# What's the next piece of kit you're snagging?



## GatodeCafe (Oct 12, 2010)

Me? I want an MC-303

Seventy bucks for endless hours of fucking cheesy mid-90s house bullshit? COUNT ME THE FUCK IN

but seriously it's not a terrible piece of kit for the price. Everybody deserves a groovebox, right?


----------



## Malcolm the Bear (Oct 12, 2010)

I really want to get a mic so I can start recording covers.  Probably gonna go with a classic SM-58.


----------



## greg-the-fox (Oct 12, 2010)

Getting this for my birthdayyyyyyyy


----------



## Tom Clamcy (Oct 19, 2010)

I've got my eye on a new 5 string bass.


----------



## Cam (Oct 19, 2010)

A new yamaha keyboard...

They get me frisky


----------



## Aden (Oct 19, 2010)

My new plan is to just go around to garage sales, find whatever instrument they have, and learn it.


----------



## LLiz (Oct 20, 2010)

My brand spanking new Kindle 3 (3G model) was delivered to me on Monday!
Fantastic device, amazing image quality and I can't believe it has free 3G web browsing, all for $189. 
I am going to have a lot of fun with this


----------



## Trance (Dec 9, 2010)

Ableton Live and possibly a Monome if I can gather up the money for one.  X[


----------



## i3ear (Dec 9, 2010)

GatodeCafe said:


> Me? I want an MC-303
> 
> Seventy bucks for endless hours of fucking cheesy mid-90s house bullshit? COUNT ME THE FUCK IN
> 
> but seriously it's not a terrible piece of kit for the price. Everybody deserves a groovebox, right?


 Cute :-D
Whell, you know the song: "Everyone needs a 303"

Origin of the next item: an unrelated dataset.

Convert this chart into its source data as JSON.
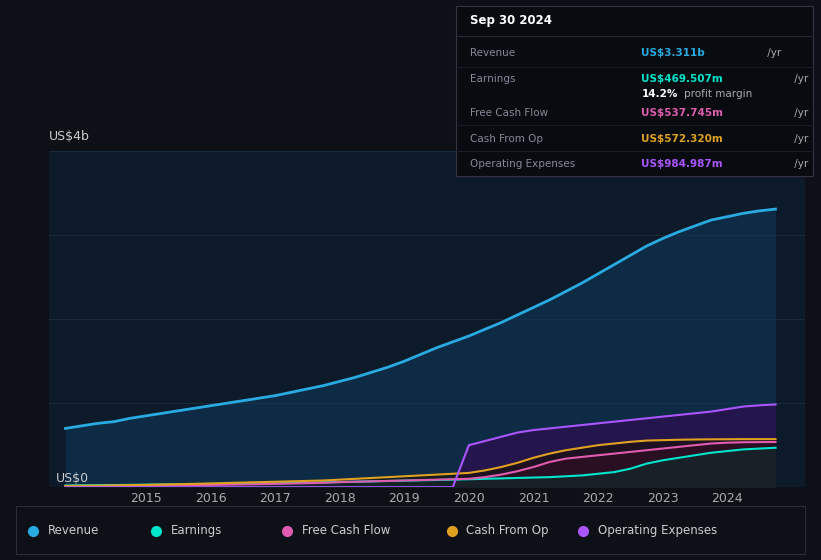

Try this one for size though:
http://www.youtube.com/watch?v=ucfdmipwm_E

Another little diddy I also want:
http://www.youtube.com/watch?v=ExWFwIK8ysg&feature=&p=D16F9EE8BBA74B0C&index=0&playnext=1
(Yes I mean the pedal he is using, not the guitar)

Though on the topic of guitars, a Telecaster would be pimp as shit.


----------



## Aden (Dec 9, 2010)

I just want an amp with distortion ._.


----------



## xiath (Dec 9, 2010)

greg-the-fox said:


> Getting this for my birthdayyyyyyyy



I have one of those!  They are great!  

My next pieces of gear will be a Audio-Technica At2020 microphone, a mixing board, and a mic stand so I don't sound like crap on my podcast.  That and for recording music.

The next instrument I have my eyes on is the Kurzweil PC3k keyboard.  Damn sexy.


----------